Туини встал и включил радио. Гостиная наполнилась голосом Сары Вон[99].
— Видно, досталось вам по жизни, — сказал он, возвращаясь в свою выгодную позицию.
— Не знаю. Со мной не было ничего такого уж ужасного. — Она пригубила пиво. — А почему восточное пиво дороже, чем западное?
— Потому что у него более тонкий вкус.
— А я думала, может, из–за стоимости доставки.
— Думали? — На его лицо снова вернулась высокомерная улыбочка.
— Видите ли, у меня не было возможности выяснить. Откуда вы обычно узнаете такие вещи?

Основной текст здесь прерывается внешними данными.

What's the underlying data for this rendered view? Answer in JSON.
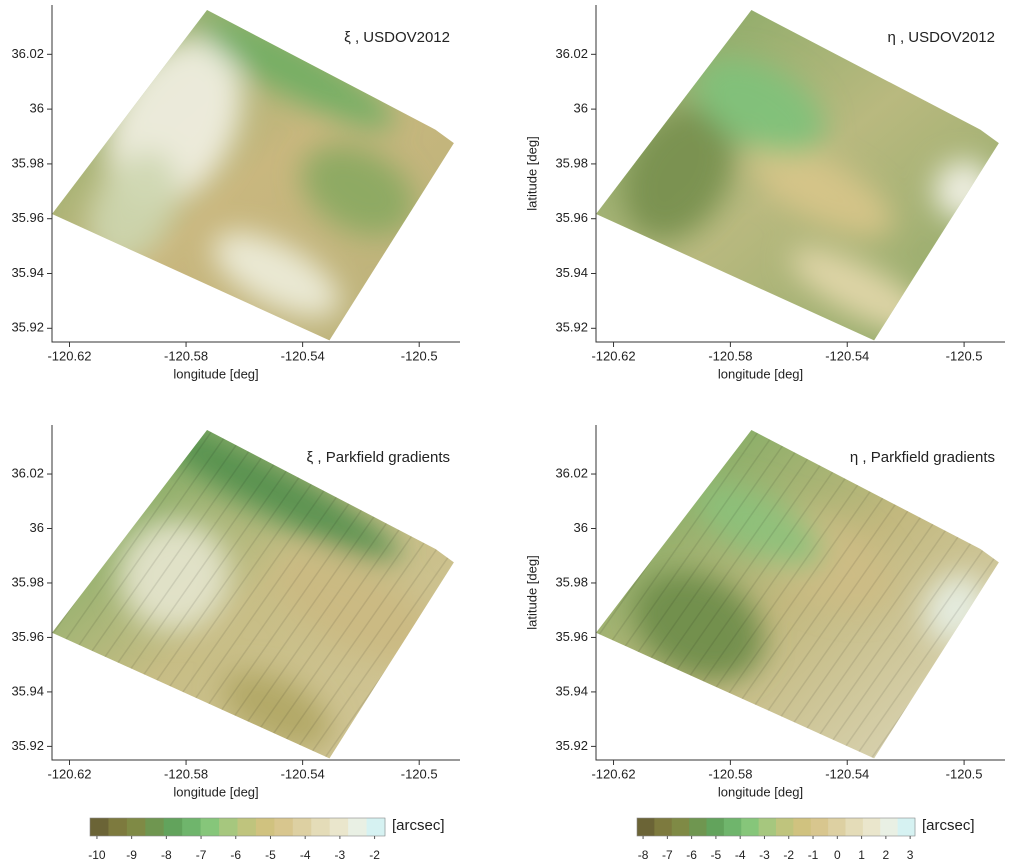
{
  "chart_data": [
    {
      "type": "heatmap",
      "title": "ξ , USDOV2012",
      "xlabel": "longitude [deg]",
      "xlim": [
        -120.626,
        -120.486
      ],
      "ylim": [
        35.915,
        36.038
      ],
      "xticks": [
        -120.62,
        -120.58,
        -120.54,
        -120.5
      ],
      "yticks": [
        35.92,
        35.94,
        35.96,
        35.98,
        36,
        36.02
      ]
    },
    {
      "type": "heatmap",
      "title": "η , USDOV2012",
      "xlabel": "longitude [deg]",
      "ylabel": "latitude [deg]",
      "xlim": [
        -120.626,
        -120.486
      ],
      "ylim": [
        35.915,
        36.038
      ],
      "xticks": [
        -120.62,
        -120.58,
        -120.54,
        -120.5
      ],
      "yticks": [
        35.92,
        35.94,
        35.96,
        35.98,
        36,
        36.02
      ]
    },
    {
      "type": "heatmap",
      "title": "ξ , Parkfield gradients",
      "xlabel": "longitude [deg]",
      "xlim": [
        -120.626,
        -120.486
      ],
      "ylim": [
        35.915,
        36.038
      ],
      "xticks": [
        -120.62,
        -120.58,
        -120.54,
        -120.5
      ],
      "yticks": [
        35.92,
        35.94,
        35.96,
        35.98,
        36,
        36.02
      ],
      "colorbar": {
        "label": "[arcsec]",
        "lim": [
          -10.2,
          -1.7
        ],
        "ticks": [
          -10,
          -9,
          -8,
          -7,
          -6,
          -5,
          -4,
          -3,
          -2
        ],
        "colors": [
          "#6b6436",
          "#7d7a3e",
          "#7f8a45",
          "#6f9650",
          "#62a35c",
          "#6fb56c",
          "#86c67a",
          "#a6c77e",
          "#bfc47d",
          "#d0c27f",
          "#d8c68e",
          "#ddd0a2",
          "#e4dcb8",
          "#eae6cc",
          "#e9f0e4",
          "#d6f2f2"
        ]
      }
    },
    {
      "type": "heatmap",
      "title": "η , Parkfield gradients",
      "xlabel": "longitude [deg]",
      "ylabel": "latitude [deg]",
      "xlim": [
        -120.626,
        -120.486
      ],
      "ylim": [
        35.915,
        36.038
      ],
      "xticks": [
        -120.62,
        -120.58,
        -120.54,
        -120.5
      ],
      "yticks": [
        35.92,
        35.94,
        35.96,
        35.98,
        36,
        36.02
      ],
      "colorbar": {
        "label": "[arcsec]",
        "lim": [
          -8.25,
          3.2
        ],
        "ticks": [
          -8,
          -7,
          -6,
          -5,
          -4,
          -3,
          -2,
          -1,
          0,
          1,
          2,
          3
        ],
        "colors": [
          "#6b6436",
          "#7d7a3e",
          "#7f8a45",
          "#6f9650",
          "#62a35c",
          "#6fb56c",
          "#86c67a",
          "#a6c77e",
          "#bfc47d",
          "#d0c27f",
          "#d8c68e",
          "#ddd0a2",
          "#e4dcb8",
          "#eae6cc",
          "#e9f0e4",
          "#d6f2f2"
        ]
      }
    }
  ]
}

— Жизненный опыт в различных областях. Постепенно, с годами приобретаешь изысканный вкус. А для кого–то что восточное пиво, что западное — никакой разницы.
Мэри Энн пиво вообще не нравилось. Она нехотя потягивала из своего стакана, смутно сожалея, что она так молода, так мало видела и еще меньше сделала. Было очевидно, насколько она обыкновенная по сравнению с Карлтоном Туини.
— А каково это — быть певцом?
— В искусстве, — объяснял Туини, — духовное удовлетворение важнее материального успеха. Американское общество интересуют только деньги. Кругом поверхностность.
— Спойте мне что–нибудь, — вдруг сказала Мэри Энн и, смутившись, добавила: — Ну, то есть мне хотелось бы, чтоб вы спели.
— Что, например? — Он поднял бровь.
— «Мальчика на побегушках»[100]. — Она улыбнулась. — Мне нравится эта песня… вы пели ее однажды в «Корольке».
— Значит, это ваша любимая?
— Мы однажды, сто лет назад, пели ее в школе на концерте средних классов.
Мысли ее закружились вокруг школьных лет, когда она в матроске и шотландской клетчатой юбочке строилась в покорную шеренгу, шагавшую от одного класса к другому. Цветные мелки, внеклассная работа, учебные тревоги во время войны…
— Тогда, во время войны, было лучше, — решила она. — Почему сейчас не так?
— Какой войны?
— С наци и япошками. Вы там были?
— Я служил на Тихом океане.
— Кем? — сразу заинтересовалась она.
— Санитаром в госпитале.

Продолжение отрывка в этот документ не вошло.